Thursday, September 28, 2006
angst
i think the night's getting to me. i'm getting all emo and insecure now.

i think i'll make that cut. now. so long world...

i think i'm off to cry myself to sleep. really.

why this is even considered public i have no idea. maybe i want people to think i'm some emo kid. maybe not.

i don't even know what i want.

maybe it's just getting so hard.

i hate you. really. i do. no, i don't. i love you. how can i hate you and love you? it just doesn't make sense. nth does.

maybe i need sth to get it off my mind.

the spirit is willing but the flesh is weak. i just hate being so... i don't know. it's not even about the insecurities anymore. i don't know what the heck is wrong with me.

i think it's just the weariness i get of putting up this strong front week after week. no, it's not the act macho shit thing. i don't give a crap abt that. it's more of not stumbling people, esp in church. can i just cry and say i had a shitty week? i can't. can i cry and say i fought with my parents? i can't. i can't because people look up to me, and i have to be strong for them. but those motivations are just extrinsic. what about me?

and though i hate associating iris with being teenybopperish and emo, it perfectly and adequately describes how i feel.

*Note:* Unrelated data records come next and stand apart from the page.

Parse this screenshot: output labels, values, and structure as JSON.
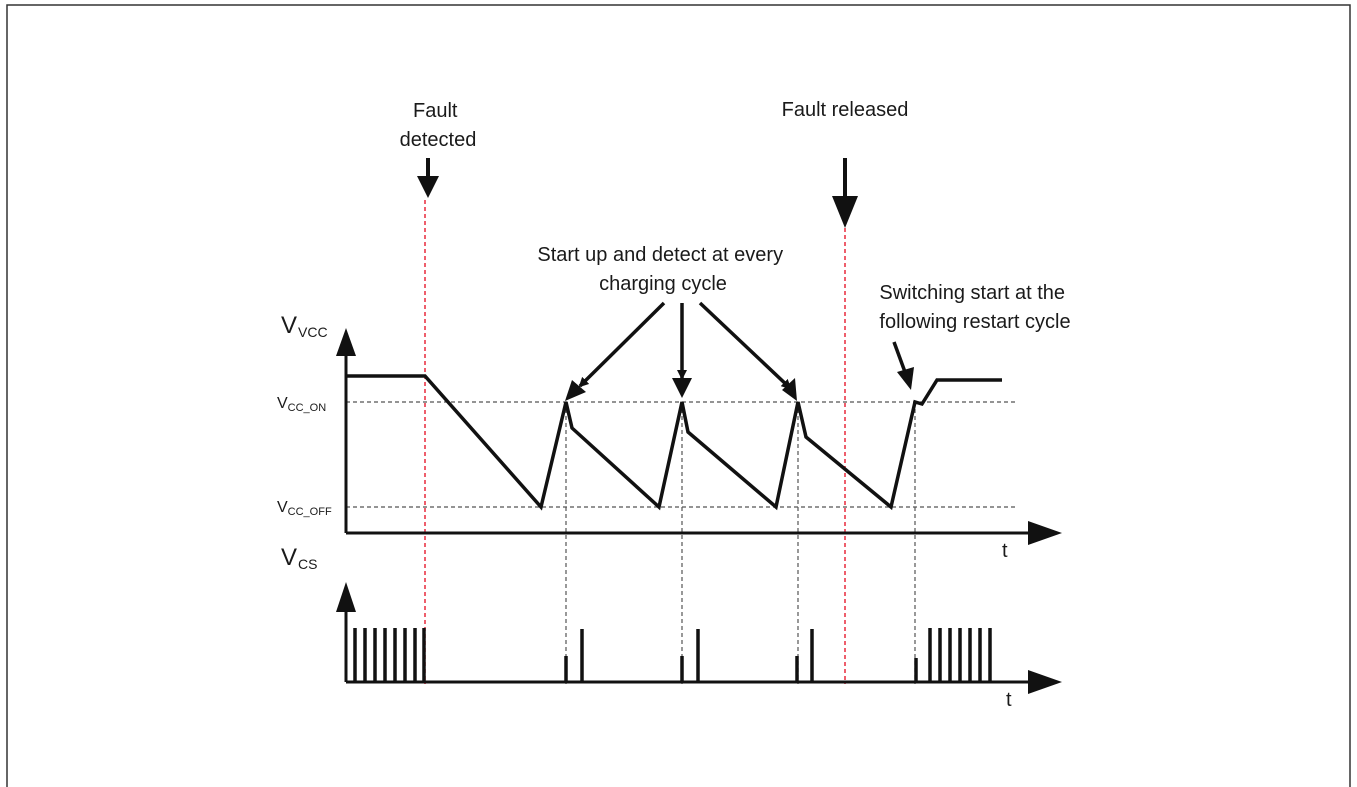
{
  "annotations": {
    "fault_detected": [
      "Fault",
      "detected"
    ],
    "fault_released": "Fault released",
    "startup_detect": [
      "Start up and detect at every",
      "charging cycle"
    ],
    "switching_start": [
      "Switching start at the",
      "following restart cycle"
    ]
  },
  "axes": {
    "vvcc": {
      "main": "V",
      "sub": "VCC"
    },
    "vcs": {
      "main": "V",
      "sub": "CS"
    },
    "t_top": "t",
    "t_bottom": "t"
  },
  "levels": {
    "vcc_on": {
      "main": "V",
      "sub": "CC_ON"
    },
    "vcc_off": {
      "main": "V",
      "sub": "CC_OFF"
    }
  },
  "colors": {
    "trace": "#111111",
    "fault_marker": "#e8283c",
    "guide": "#555555",
    "frame": "#333333"
  }
}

and i don't want the world to see me
cos i don't think that they'd understand
when everything's meant to be broken
i just want you to know who i am

yeah. i hate being emo. i think i hate myself. i don't know. this is just so screwed. and i could never post this on my other blog. that's the general perception of who i am. but is this facade of a blog really me?

i'm scared. i'm scared i'll mess up. i'm scared i'll fail. i'm scared i just won't be good enough. i'm scared that my efforts will amount to nth. i'm scared i'll lose you. i'm scared i'll lose more than you. i'm scared i'll lose so much more.

i think i'll go spend time with god. i'll go into a time of worship and shutting everything out. he's the only one who's always there, even at 2 am in the morning.